Can I use this calculator if I only know f(x) and ‘a’?

Yes, but you first need to solve f(b) = a for ‘b’ and then find f'(x) and evaluate f'(b). The calculator itself needs ‘a’, ‘b’, and ‘f'(b)’.

How to find derivative of inverse function if f(x) is given?

1. Set f(b) = a to find b in terms of a (if possible). 2. Find f'(x). 3. Evaluate f'(b). 4. Calculate 1/f'(b) to get the derivative of inverse function at a point ‘a’.

Is the derivative of f inverse always 1 divided by f prime?
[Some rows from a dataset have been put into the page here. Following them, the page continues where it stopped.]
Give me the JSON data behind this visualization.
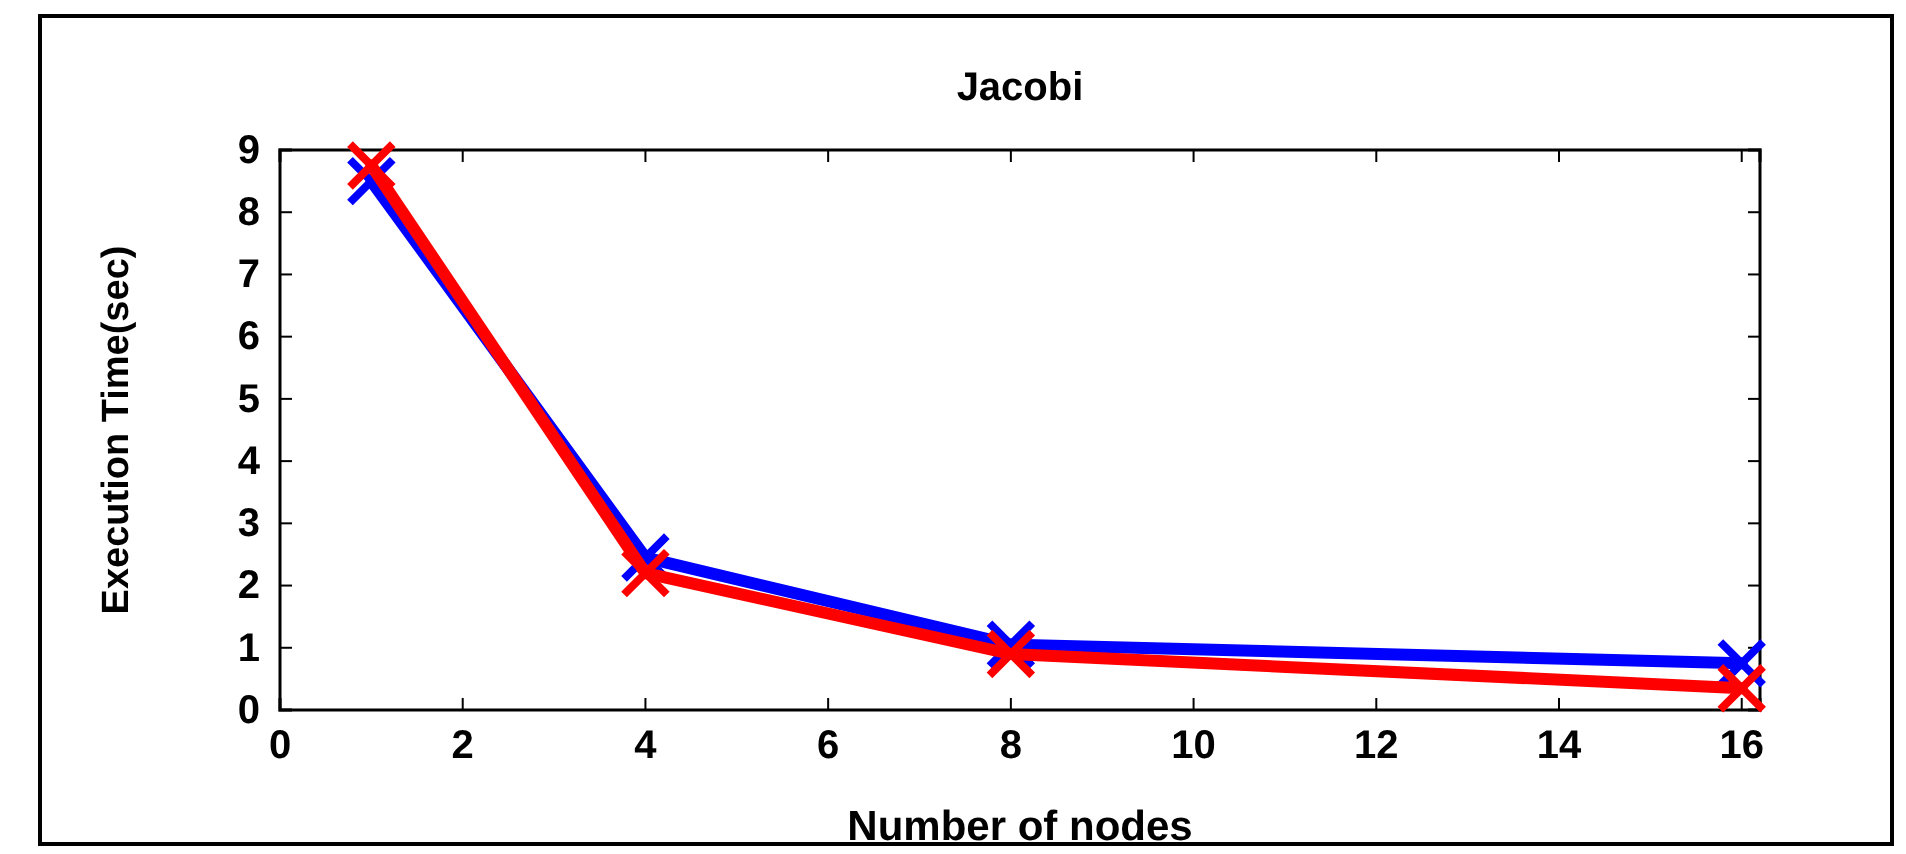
{
  "chart_data": {
    "type": "line",
    "title": "Jacobi",
    "xlabel": "Number of nodes",
    "ylabel": "Execution Time(sec)",
    "xlim": [
      0,
      16.2
    ],
    "xticks": [
      0,
      2,
      4,
      6,
      8,
      10,
      12,
      14,
      16
    ],
    "ylim": [
      0,
      9
    ],
    "yticks": [
      0,
      1,
      2,
      3,
      4,
      5,
      6,
      7,
      8,
      9
    ],
    "grid": false,
    "marker": "cross",
    "line_style": "solid",
    "series": [
      {
        "color": "#0000ff",
        "x": [
          1,
          4,
          8,
          16
        ],
        "values": [
          8.5,
          2.45,
          1.05,
          0.75
        ]
      },
      {
        "color": "#ff0000",
        "x": [
          1,
          4,
          8,
          16
        ],
        "values": [
          8.75,
          2.2,
          0.9,
          0.35
        ]
      }
    ]
  }
}
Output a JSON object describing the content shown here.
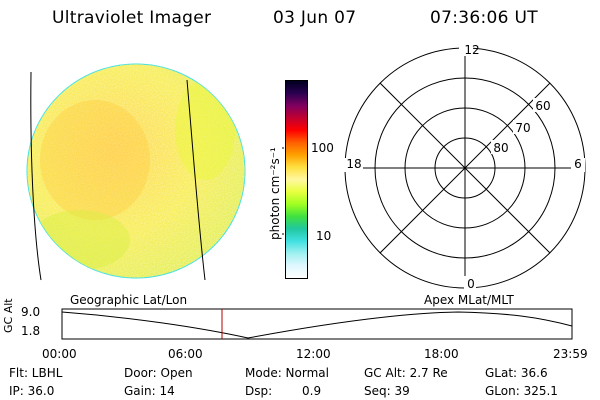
{
  "header": {
    "title": "Ultraviolet Imager",
    "date": "03 Jun 07",
    "time": "07:36:06 UT"
  },
  "image_panel": {
    "caption": "Geographic Lat/Lon"
  },
  "colorbar": {
    "label": "photon cm⁻²s⁻¹",
    "ticks": [
      "100",
      "10"
    ],
    "colors": [
      "#000020",
      "#2a0050",
      "#800060",
      "#c00030",
      "#ff0000",
      "#ff6000",
      "#ffa000",
      "#ffe040",
      "#fff8a0",
      "#e8ff40",
      "#a0ff20",
      "#40e040",
      "#20c8a0",
      "#40e0e0",
      "#a0f0f0",
      "#e0f8ff",
      "#ffffff"
    ]
  },
  "polar": {
    "caption": "Apex MLat/MLT",
    "mlt_labels": {
      "top": "12",
      "left": "18",
      "right": "6",
      "bottom": "0"
    },
    "lat_labels": [
      "60",
      "70",
      "80"
    ]
  },
  "timeline": {
    "ylabel": "GC Alt",
    "yticks": [
      "9.0",
      "1.8"
    ],
    "xticks": [
      "00:00",
      "06:00",
      "12:00",
      "18:00",
      "23:59"
    ],
    "current_time_marker": "07:36"
  },
  "info": {
    "flt": "Flt: LBHL",
    "ip": "IP: 36.0",
    "door": "Door: Open",
    "gain": "Gain: 14",
    "mode": "Mode: Normal",
    "dsp_label": "Dsp:",
    "dsp_value": "0.9",
    "gcalt": "GC Alt: 2.7 Re",
    "seq": "Seq: 39",
    "glat": "GLat:  36.6",
    "glon": "GLon: 325.1"
  }
}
It’s 1 divided by f prime evaluated at the corresponding point, f⁻¹(a) or b, i.e., (f⁻¹)'(a) = 1 / f'(f⁻¹(a)).

Does this work for trigonometric inverse functions?

Yes, for example, if f(x)=sin(x), then f⁻¹(x)=arcsin(x). If a=1/2, b=π/6 (sin(π/6)=1/2), f'(x)=cos(x), f'(π/6)=√3/2. So (arcsin)'(1/2) = 1/(√3/2) = 2/√3, which is correct.

What if f is not one-to-one?

If f is not one-to-one, it doesn’t have a unique inverse function over its entire domain. You might need to restrict the domain of f to make it one-to-one before finding the derivative of the inverse for that restricted domain.